Home > Club-K.net regurgitates imbalanced Financial Times article

Club-K.net regurgitates imbalanced Financial Times article

by colin58 - Open-Publishing - Thursday 2 April 2015

It was interesting to note the glee with which the website Club-K.net reported on an article entitled ‘Why the west loves a kleptocrat’ which was published in the Financial Times earlier this week.
It was penned by journalist Simon Kuper and hails the research of Oxford political scientist Ricardo Soares de Oliveira and his new book Magnificent and Beggar Land: Angola Since the Civil War.
Club-K.net positively revels as it reports the findings of the article, claiming that ‘Angolan leaders to form an elite indifferent to the poverty of the population’.
The website, which carries the claim of being an Angolan news service, quotes heavily from both the article and de Oliveira’s book.
It covers the supposed tipping habits of apparent oligarchs in Angola, before criticising foreign investment and influence in the oil-rich country in the south-west of Africa.
A lack of desire for change from Western governments is also mentioned, before quoting from an interview by de Oliveira in which the author criticises the lack of improvement in the country, despite double-digit economic growth throughout much of the last decade.
Unfortunately, articles such as this on websites such as Club-K.net are pretty much the norm these days.
The article does not even attempt to produce a balanced argument or debate, but instead simply cherry-picks and lists the points made by an author with a clear agenda and then makes no attempt to counter them to form a balanced view.
There is no mention of approaching a government spokesperson for a right to reply – an industry standard for even the most rudimentary practitioners of journalism.
The fact that Angola has marketed its natural commodities such as oil, diamonds and other resources to the rest of the world to achieve double-digit growth over the last decade is a remarkable achievement, yet it is fairly glossed over in this piece with the most cursory of mentions.
Ultimately, this does not come as a surprise.
Angola was subject to an intense and protracted civil war which lasted almost 27 years.

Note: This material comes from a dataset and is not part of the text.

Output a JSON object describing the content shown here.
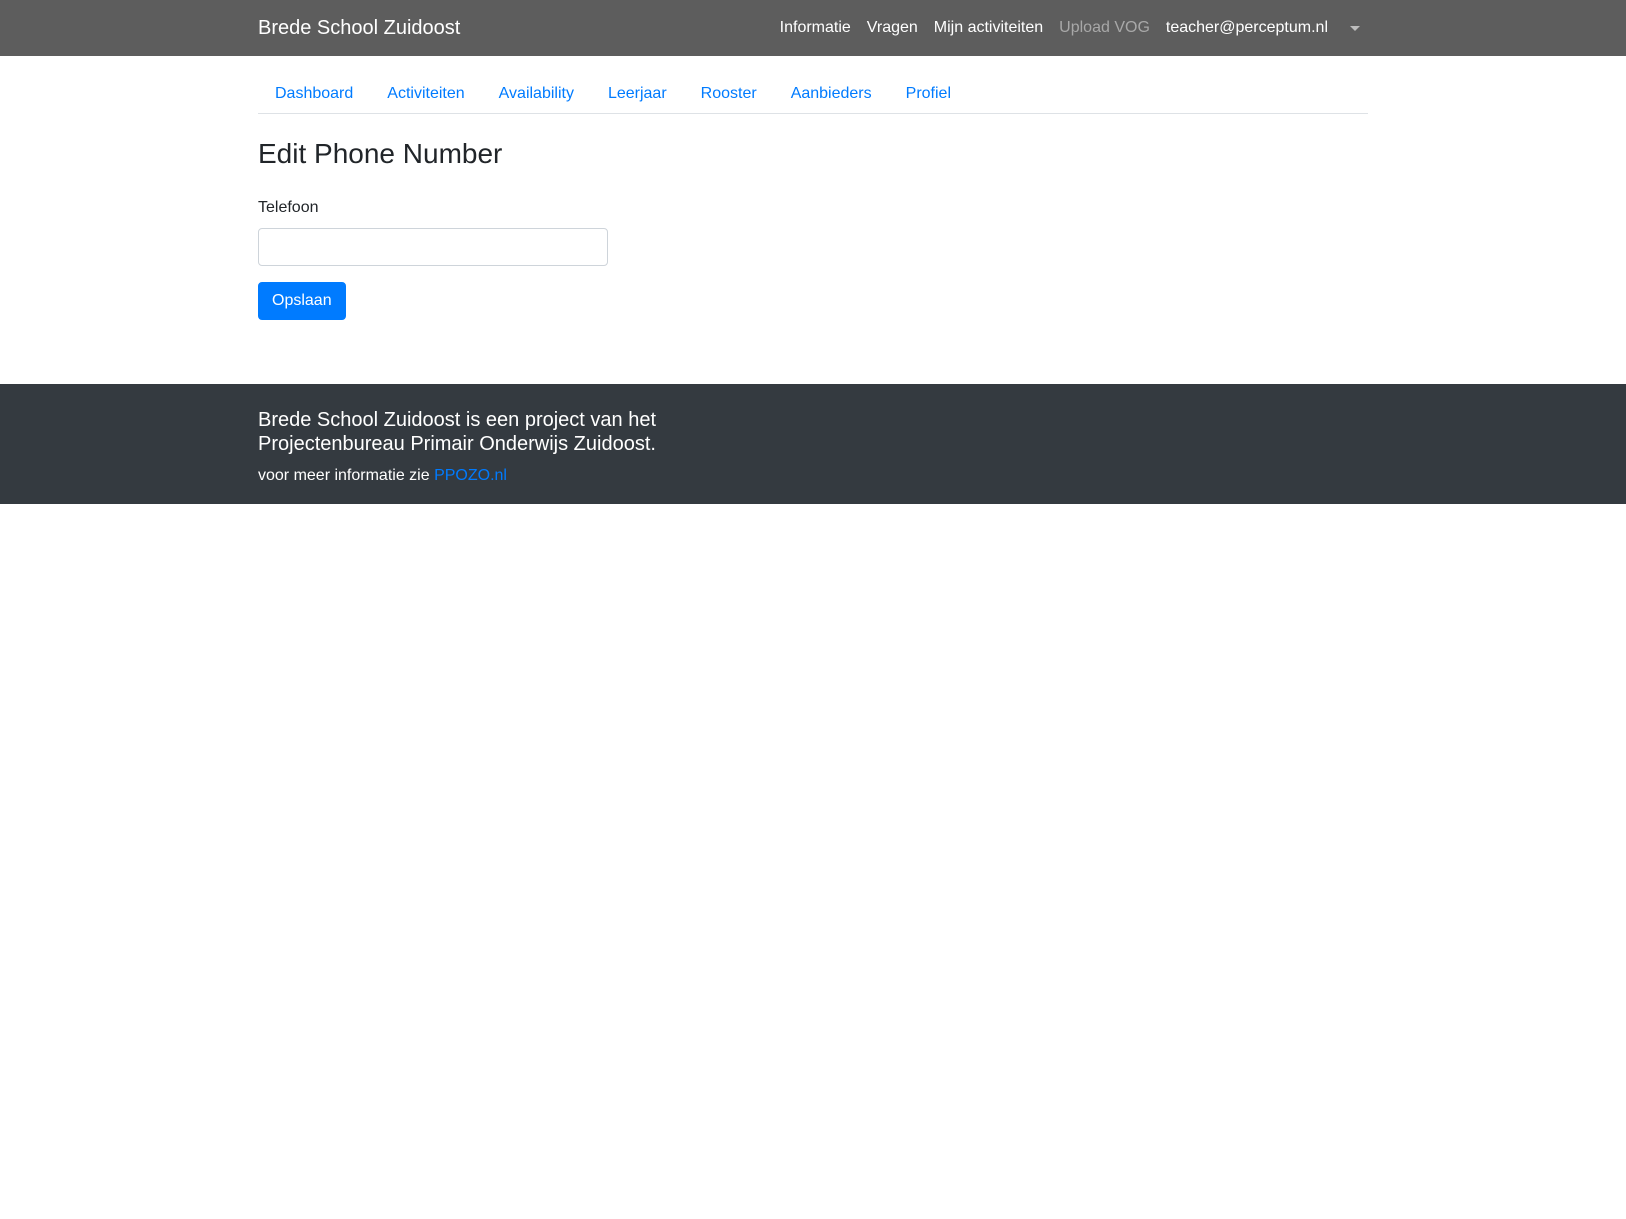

Starting in 1975, the Popular Movement for the Liberation of Angola (MPLA) and the National Union for the Total Independence of Angola (UNITA) battled each other for supremacy, with the former eventually coming out on top.
That came off the back of a brutal but ultimately successful war of independence against former rulers Portugal, so the last 13 years have actually brought comparative calm and continuity to Angola.

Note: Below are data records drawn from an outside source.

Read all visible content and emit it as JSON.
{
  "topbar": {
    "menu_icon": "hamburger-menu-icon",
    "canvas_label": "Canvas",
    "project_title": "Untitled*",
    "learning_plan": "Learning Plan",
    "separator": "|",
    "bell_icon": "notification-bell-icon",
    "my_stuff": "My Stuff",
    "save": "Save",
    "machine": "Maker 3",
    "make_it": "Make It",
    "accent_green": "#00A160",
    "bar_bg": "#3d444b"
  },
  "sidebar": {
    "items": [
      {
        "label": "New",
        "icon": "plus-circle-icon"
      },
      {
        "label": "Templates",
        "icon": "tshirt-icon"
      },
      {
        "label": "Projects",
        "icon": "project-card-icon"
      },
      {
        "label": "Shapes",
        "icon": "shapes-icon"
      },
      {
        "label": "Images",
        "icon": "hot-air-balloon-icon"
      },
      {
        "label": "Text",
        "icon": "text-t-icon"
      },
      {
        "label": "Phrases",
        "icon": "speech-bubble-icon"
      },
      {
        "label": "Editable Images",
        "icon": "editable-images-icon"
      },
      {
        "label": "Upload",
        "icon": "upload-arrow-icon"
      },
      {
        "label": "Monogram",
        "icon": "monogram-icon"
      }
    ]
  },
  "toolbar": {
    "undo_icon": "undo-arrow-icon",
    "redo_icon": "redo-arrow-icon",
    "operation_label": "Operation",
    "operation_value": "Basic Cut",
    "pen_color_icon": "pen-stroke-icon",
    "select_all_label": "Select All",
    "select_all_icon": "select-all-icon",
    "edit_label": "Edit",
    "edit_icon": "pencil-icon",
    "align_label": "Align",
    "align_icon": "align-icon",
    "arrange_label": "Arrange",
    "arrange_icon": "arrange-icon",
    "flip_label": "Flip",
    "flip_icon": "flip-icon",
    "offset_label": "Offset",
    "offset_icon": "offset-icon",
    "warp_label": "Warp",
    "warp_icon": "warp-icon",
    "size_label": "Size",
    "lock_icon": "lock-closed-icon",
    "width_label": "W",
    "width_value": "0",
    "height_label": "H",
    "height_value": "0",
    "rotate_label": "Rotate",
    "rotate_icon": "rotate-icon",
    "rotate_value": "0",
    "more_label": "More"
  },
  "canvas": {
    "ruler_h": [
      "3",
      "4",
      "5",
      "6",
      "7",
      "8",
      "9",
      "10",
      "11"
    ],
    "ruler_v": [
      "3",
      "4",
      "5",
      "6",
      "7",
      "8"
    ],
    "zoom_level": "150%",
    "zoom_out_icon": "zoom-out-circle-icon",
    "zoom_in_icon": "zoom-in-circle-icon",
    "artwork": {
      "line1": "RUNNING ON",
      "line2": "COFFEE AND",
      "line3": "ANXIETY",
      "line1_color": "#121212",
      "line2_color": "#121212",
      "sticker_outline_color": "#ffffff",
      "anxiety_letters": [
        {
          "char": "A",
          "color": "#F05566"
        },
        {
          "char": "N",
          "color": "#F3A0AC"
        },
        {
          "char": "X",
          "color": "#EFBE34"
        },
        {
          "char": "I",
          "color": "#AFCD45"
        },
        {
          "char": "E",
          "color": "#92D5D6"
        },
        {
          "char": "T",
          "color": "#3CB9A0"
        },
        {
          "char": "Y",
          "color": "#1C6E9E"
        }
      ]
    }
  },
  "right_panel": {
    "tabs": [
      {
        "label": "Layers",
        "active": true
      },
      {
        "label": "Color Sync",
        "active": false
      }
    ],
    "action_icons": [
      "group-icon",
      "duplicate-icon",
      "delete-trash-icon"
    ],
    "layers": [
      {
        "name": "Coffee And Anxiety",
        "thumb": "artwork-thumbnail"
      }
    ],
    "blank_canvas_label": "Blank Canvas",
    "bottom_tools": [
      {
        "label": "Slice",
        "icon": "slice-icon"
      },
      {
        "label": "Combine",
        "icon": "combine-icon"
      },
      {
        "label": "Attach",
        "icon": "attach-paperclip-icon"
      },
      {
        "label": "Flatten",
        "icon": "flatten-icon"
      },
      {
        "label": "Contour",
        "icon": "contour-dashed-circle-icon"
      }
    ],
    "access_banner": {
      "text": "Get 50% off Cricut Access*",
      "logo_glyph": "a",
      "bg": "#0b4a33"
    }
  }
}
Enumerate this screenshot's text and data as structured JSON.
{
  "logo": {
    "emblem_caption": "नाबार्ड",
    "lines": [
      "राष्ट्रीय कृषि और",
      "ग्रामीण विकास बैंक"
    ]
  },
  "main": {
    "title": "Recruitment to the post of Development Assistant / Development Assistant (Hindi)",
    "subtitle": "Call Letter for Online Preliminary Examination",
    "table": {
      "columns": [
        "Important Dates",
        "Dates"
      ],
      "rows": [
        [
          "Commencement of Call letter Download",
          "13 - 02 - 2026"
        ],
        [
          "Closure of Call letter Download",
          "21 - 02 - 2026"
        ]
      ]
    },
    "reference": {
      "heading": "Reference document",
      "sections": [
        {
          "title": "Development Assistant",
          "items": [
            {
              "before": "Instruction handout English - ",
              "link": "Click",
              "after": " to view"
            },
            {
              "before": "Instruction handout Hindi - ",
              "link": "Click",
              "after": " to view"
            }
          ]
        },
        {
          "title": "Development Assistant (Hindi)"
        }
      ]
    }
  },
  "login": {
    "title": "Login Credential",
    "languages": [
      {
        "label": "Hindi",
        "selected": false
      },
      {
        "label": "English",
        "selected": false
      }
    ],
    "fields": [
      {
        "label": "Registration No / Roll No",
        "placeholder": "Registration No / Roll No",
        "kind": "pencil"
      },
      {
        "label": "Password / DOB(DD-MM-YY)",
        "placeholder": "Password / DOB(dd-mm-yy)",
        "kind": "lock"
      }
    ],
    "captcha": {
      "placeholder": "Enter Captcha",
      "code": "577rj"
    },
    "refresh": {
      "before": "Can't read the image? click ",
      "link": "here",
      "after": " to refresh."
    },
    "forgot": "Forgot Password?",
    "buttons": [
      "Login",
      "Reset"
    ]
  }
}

But deep political rifts remain from those not happy with the new Angola, and it explains why websites such as Club-K.net and Maka Angola publish such impartial and unbalanced articles.

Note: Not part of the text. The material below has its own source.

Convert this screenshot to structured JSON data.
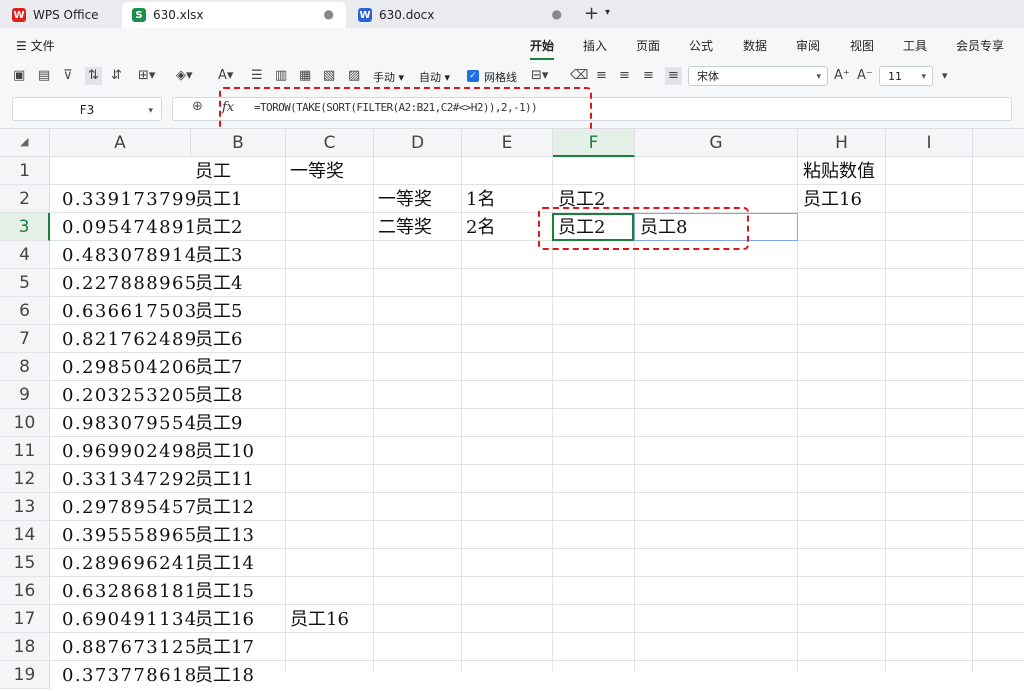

Maka Angola is led by journalist Rafael Marques, a long-standing and vocal critic of the current government who is standing trial accused of defamation.
Club-K.net criticises what it calls government propaganda, which it claims has been in existence for the past 13 years – dating back to the end of the civil war.
The lack of balance in articles such as that mentioned on Club-K.net highlights just how opposed various groups are to the current ruling hierarchy, and how far they will go to criticise it, all without proposing constructive and balanced ideas.